Publicado 09/05/2026 12:29

Três anos depois, a juíza levanta o sigilo sobre o principal elemento do suposto caso de compra de votos em Melilha em 2023

Evento de campanha do CPM para as eleições municipais e regionais de maio de 2023.
CPM

MELILLA 9 maio (EUROPA PRESS) -

A juíza do Tribunal de Instrução nº 2 de Melilla, três anos depois, decidiu levantar o sigilo da parte principal do inquérito que investiga a suposta compra de votos nas eleições municipais e regionais de 2023 na cidade espanhola do norte da África, no qual dezenas de pessoas estão sendo processadas e que levou o ex-presidente de Melilla e atual líder do CPM, Mustafa Aberchán, e quatro ex-conselheiros do antigo governo local ficassem presos por 71 dias.
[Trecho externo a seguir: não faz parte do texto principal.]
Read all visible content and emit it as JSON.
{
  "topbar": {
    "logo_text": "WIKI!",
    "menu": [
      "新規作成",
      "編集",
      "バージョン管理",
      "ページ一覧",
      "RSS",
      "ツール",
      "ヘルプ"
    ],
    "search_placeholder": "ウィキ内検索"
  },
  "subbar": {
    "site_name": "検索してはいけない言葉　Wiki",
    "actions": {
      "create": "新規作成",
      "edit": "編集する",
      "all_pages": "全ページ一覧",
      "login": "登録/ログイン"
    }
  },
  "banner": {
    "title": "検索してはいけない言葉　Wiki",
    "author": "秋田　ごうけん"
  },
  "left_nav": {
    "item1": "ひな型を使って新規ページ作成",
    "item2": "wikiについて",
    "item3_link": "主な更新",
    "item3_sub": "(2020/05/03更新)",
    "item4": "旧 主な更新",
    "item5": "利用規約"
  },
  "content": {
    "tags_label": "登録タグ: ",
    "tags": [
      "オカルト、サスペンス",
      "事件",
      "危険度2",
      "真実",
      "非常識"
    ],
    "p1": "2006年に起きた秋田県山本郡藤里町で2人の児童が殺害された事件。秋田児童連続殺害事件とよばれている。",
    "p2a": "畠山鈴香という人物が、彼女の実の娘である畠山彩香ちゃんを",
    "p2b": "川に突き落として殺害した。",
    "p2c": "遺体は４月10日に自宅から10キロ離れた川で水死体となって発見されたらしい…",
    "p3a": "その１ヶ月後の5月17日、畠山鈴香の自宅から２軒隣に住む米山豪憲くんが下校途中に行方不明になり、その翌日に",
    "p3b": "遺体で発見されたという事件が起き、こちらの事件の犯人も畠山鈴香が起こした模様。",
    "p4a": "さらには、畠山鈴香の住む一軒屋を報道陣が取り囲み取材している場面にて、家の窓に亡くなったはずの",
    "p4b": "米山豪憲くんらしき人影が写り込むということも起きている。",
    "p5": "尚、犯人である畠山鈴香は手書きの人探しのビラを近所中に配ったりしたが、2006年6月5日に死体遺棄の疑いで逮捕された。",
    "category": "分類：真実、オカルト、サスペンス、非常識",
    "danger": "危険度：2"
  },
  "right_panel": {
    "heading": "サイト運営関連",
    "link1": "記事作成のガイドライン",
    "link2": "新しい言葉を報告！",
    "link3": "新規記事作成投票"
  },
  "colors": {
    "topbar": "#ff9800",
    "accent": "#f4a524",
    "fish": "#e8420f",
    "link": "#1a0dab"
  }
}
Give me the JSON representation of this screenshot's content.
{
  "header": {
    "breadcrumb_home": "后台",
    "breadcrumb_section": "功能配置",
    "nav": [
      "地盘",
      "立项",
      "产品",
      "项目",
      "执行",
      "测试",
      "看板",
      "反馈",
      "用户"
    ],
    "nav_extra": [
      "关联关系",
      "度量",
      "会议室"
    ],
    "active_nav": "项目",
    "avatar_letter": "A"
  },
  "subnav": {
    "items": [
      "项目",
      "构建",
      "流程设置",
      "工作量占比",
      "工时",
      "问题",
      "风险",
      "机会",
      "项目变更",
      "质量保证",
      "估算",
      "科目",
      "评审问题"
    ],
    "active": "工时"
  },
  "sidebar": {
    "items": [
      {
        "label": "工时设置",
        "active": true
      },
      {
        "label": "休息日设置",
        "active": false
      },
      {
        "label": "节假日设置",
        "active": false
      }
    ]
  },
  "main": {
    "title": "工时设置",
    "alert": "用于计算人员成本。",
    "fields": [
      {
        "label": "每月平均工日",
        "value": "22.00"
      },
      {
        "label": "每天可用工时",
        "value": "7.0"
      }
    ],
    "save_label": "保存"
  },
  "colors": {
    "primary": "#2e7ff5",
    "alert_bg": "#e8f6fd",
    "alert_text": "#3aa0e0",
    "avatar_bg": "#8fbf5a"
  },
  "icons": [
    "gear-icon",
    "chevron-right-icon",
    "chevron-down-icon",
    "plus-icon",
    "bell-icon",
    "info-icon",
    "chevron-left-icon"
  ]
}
De acordo com a decisão judicial à qual a Europa Press teve acesso, a magistrada Carmen María Perles Sánchez proferiu uma decisão na qual ordena a divulgação das ações relativas ao processo principal e a várias partes separadas do processo, mantendo ainda em sigilo outras diligências que continuam sob investigação. A operação continua contra Aberchán e os ex-conselheiros Dunia Almansouri, Rachid Bussián, Hassán Mohatar e Mohamed Ahmed, todos membros do Executivo de Melilha entre junho de 2019 e maio de 2023, presidido por Eduardo de Castro (expulso do Ciudadanos) em coalizão com o PSOE e o CPM. Os investigados foram detidos nos dias 5 e 6 de março de 2024 e permaneceram presos durante 71 dias.

No auto judicial, consta que as investigações preliminares foram iniciadas em 24 de abril de 2023 pela suposta prática de crimes de organização criminosa, fraude eleitoral, violação de privacidade, fraude em contratos públicos, desvio de fundos públicos, lavagem de dinheiro e financiamento ilegal de partidos políticos, entre outros.

A decisão detalha que o processo está estruturado em um processo principal e outros seis processos separados. No processo principal, são investigados fatos relacionados a uma suposta organização criminosa destinada a manipular processos eleitorais realizados em Melilha desde 2019 por meio da compra de votos por correspondência e da elaboração de um suposto banco de dados ilegal, obtido inicialmente do cadastro eleitoral municipal e posteriormente ampliado.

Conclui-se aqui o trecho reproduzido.